Naskah Monolog Kartini
Hari ini ulangtahun saya yang ke 17,makanya sekarang saya lagi masak buat syukuran kecil-kecilan. Harus masak yang banyak, soalnya keluarga saya juga banyak. Saya akan buatkan masakan yang spesial buat Mbok saya, Bapak saya, buat sebelas adek saya, terutama untuk suami saya yang suka makan, dan untuk anak saya yang sekarang berumur 3 tahun.
Ngomong-ngomong soal masakan, bumbu dapur favorit saya sudah jelas bawang merah. Soalnya cuman bawang merah yang bisa membuat saya menangis tanpa melukai hati. Kalau bukan karena bawang merah, itu artinya saya sedih karena memikirkan status saya. Berpikir bagaimana caranya melepaskan diri dari status yang sepertinya sudah menjerat saya sedari lahir. Status saya yang pertama, saya bukan istri pertama dari suami saya. Saya jadi koleksinya yang kelima. Status yang kedua, saya hanya lulusan SMP. Status saya yang terakhir, saya itu NARAPIDANA. Makanya saya cuman lulusan SMP, mana ada sekolah yang mau nerima narapidana seperti saya.
Kalian gak tahu kalau saya ini narapidana? Nih, sekarang saya sedang diborgol. Sedang terperangkap di antara jeruji besi. Tidak ada satupun orang yang menyadari kalau saya sama buruknya dengan narapidana yang menderita karena kesalahannya sendiri. Tapi apakah karena orang menyebut saya wanita, saya harus hidup dikekang seperti di penjara? Apakah karena saya terlahir sebagai wanita, saya harus menggugurkan cita-cita saya hanya untuk memenuhi permintaan orangtua saya untuk segera menikah?
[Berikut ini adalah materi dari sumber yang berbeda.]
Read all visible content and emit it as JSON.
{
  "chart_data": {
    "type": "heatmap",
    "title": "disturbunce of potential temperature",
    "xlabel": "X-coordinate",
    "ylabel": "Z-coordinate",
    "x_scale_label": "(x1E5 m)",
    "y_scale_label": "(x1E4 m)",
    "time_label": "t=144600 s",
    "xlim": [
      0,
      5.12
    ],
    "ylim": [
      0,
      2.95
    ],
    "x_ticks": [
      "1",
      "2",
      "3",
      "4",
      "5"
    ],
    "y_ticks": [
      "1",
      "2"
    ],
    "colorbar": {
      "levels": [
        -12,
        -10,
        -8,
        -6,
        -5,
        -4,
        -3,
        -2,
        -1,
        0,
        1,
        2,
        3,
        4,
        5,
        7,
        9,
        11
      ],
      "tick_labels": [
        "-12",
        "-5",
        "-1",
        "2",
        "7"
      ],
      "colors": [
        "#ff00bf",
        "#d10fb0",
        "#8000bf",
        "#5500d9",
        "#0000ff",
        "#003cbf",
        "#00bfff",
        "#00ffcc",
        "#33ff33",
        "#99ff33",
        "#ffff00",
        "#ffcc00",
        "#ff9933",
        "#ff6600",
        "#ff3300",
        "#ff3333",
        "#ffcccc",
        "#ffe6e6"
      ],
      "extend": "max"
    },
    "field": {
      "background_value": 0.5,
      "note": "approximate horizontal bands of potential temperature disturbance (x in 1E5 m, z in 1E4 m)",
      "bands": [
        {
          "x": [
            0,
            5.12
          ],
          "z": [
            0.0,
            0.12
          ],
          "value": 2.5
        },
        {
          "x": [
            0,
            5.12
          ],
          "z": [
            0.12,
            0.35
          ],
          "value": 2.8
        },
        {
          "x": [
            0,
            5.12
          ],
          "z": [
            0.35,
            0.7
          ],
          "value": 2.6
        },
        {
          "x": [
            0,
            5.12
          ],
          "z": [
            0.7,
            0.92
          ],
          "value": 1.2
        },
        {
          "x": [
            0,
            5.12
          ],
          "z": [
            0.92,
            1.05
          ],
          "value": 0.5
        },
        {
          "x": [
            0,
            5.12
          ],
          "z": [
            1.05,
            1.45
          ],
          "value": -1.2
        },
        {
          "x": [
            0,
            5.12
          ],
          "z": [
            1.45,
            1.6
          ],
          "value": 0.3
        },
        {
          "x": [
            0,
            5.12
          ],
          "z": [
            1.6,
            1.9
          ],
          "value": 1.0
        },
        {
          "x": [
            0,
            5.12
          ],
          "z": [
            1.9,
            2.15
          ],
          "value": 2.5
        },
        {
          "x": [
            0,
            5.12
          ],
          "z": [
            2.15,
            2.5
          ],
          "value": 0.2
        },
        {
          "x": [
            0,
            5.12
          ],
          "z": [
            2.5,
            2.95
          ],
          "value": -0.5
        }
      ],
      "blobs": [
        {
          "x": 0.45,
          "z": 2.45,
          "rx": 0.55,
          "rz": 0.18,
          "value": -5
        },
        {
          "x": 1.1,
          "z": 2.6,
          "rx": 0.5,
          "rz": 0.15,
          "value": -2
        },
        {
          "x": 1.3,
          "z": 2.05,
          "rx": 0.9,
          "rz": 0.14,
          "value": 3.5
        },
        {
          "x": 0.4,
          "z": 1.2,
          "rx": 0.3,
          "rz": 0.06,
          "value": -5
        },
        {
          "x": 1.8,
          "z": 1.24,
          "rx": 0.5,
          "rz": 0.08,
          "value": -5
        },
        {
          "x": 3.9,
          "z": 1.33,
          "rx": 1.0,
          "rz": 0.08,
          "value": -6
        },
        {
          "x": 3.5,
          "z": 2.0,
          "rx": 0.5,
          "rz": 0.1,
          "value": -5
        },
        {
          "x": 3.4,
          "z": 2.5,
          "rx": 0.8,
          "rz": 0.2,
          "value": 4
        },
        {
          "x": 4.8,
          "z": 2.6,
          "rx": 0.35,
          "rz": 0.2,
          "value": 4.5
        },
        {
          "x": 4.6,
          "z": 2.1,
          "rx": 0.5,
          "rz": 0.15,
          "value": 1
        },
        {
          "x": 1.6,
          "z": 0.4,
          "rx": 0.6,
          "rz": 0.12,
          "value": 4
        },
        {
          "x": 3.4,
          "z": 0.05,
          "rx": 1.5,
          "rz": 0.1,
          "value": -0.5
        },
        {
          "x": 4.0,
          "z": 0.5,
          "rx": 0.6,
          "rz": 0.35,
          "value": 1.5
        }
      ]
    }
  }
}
Kami bicara, tapi dianggap angin lalu. Kami ingin dihargai, tapi dibalas canda gurau. Kami hidup, tapi keberadaan kami tak dianggap. Hingga hinggaplah seekor burung trinil dalam kehidupan kami. Dia hanyalah seekor burung biasa, tapi semangatnyalah yang membuatnya bernilai. Trinil yang riang itu terus maju, meski pemburu mengadahkan senjata di hadapannya. Ia tak takut, terus berkicau membela kawan-kawannya. Ia mematahkan senapan-senapan musuhnya dengan senjata paling mematikan di dunia ̶ pendidikan ̶
Dia, burung trinil yang membentangkan sayap selebar pandangan hidupnya. Ia merangkul setiap mimpi wanita Indonesia dan membawanya terbang tinggi. Dia yang mencelikkan mata kaum Adam, sehingga mereka melihat keindahan seorang wanita, bukan dari parasnya, tapi dari prinsip dan pandangannya. Sekarang, gadis-gadis remaja tak perlu memegang ulegan, sapu, atau kemoceng untuk melayani suami mereka di usia mereka yang sangat dini. Kita sudah merdeka untuk memegang pena, menuliskan jalan hidup kami masing-masing. Menyentuh seluruh isi dunia, hanya dengan membalikkan halaman-halaman buku. Burung trinil telah tiada, tapi kami berjanji untuk menjadi sayap-sayapnya yang setia. Selamat Hari Kartini.